Prenzlauer Berg, Samstagabend.


Die Torstraße ist ein einziges Open-Air-Restaurant, nur ohne den Charme von Paris und ohne den Geschmack von Rom. Stühle und Tische stehen so weit draußen, dass du praktisch schon im Fahrradstreifen oder direkt neben dem Auspuff sitzt. Man muss nur die Hand ausstrecken, und der nächste SUV spült dir die Asche vom Zigarettenfilter.
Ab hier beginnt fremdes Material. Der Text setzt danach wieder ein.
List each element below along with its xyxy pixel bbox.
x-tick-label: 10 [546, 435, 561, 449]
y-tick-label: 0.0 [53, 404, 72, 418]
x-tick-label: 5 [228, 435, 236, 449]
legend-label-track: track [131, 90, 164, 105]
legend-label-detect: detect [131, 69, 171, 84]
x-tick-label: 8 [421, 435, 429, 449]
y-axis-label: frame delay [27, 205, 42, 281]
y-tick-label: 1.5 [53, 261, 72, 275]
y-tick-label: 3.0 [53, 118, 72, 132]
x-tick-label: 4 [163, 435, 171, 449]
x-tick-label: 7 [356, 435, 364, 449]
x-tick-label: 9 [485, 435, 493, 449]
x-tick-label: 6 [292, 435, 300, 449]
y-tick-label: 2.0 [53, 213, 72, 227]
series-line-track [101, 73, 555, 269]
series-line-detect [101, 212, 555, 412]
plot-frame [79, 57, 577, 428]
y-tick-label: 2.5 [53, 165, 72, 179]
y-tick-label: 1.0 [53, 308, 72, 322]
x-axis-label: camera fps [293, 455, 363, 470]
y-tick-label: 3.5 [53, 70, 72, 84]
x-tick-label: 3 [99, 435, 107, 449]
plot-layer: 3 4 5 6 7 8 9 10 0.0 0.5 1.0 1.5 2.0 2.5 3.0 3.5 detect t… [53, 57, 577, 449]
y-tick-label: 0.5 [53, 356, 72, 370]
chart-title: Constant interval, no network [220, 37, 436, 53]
Die Drinks? Schlecht gemixter Aperol Spritz für zwölf Euro. Mehr Zucker als Orangensaft und trotzdem so bitter, dass du dich fragst, ob der Barkeeper aus Trotz oder aus Unfähigkeit handelt. Aber hey, Hauptsache der Drink sieht auf Instagram so aus, als würdest du gerade den Sommer deines Lebens haben. Geschmack ist Nebensache – Filter drüber und fertig.

Und das Beste: die kostenlose Zugabe. Während andere Bars mit „Happy Hour“ werben, gibt’s hier „Carbon Monoxide for free“. Jeder Atemzug ein kleiner Vorgeschmack auf COPD, jedes Lachen gewürzt mit Dieselpartikeln. Das ist keine Gastro-Szene, das ist eine Langzeitstudie über kollektive Selbstvergiftung.


Die Leute? Sitzen da mit ihrem Macchiato-Schaumlächeln, tun so, als hätten sie die Welt verstanden, während sie auf der Torstraße sitzen wie Versuchskaninchen im Stresstest. Kinderwagen im Stau, Aperol im Anschlag, Smartphones als Lebensader. Berlin verkauft dir Beton und Abgase als Lifestyle – und alle nicken dankbar.


Und die Kids? Kein Wunder, dass sie weichgekocht im Kopf sind. Aufgewachsen zwischen Shisha-Bar-Playlist und Dieselwolke. Input null, Output null. Manchmal denk ich: Die eigentliche Droge hier ist nicht Hasch oder Vodka – es ist die Dauerberieselung aus Lärm, Abgas und Mittelmaß.


Prenzlauer Berg – einst rau und echt, heute nur noch Kulisse für Selbstbetrug. Wer hier draußen sitzt, kriegt nicht „das echte Berlin“, sondern maximal eine gratis Feinstaub-Inhalation.


Willkommen im Torstraße-Blues.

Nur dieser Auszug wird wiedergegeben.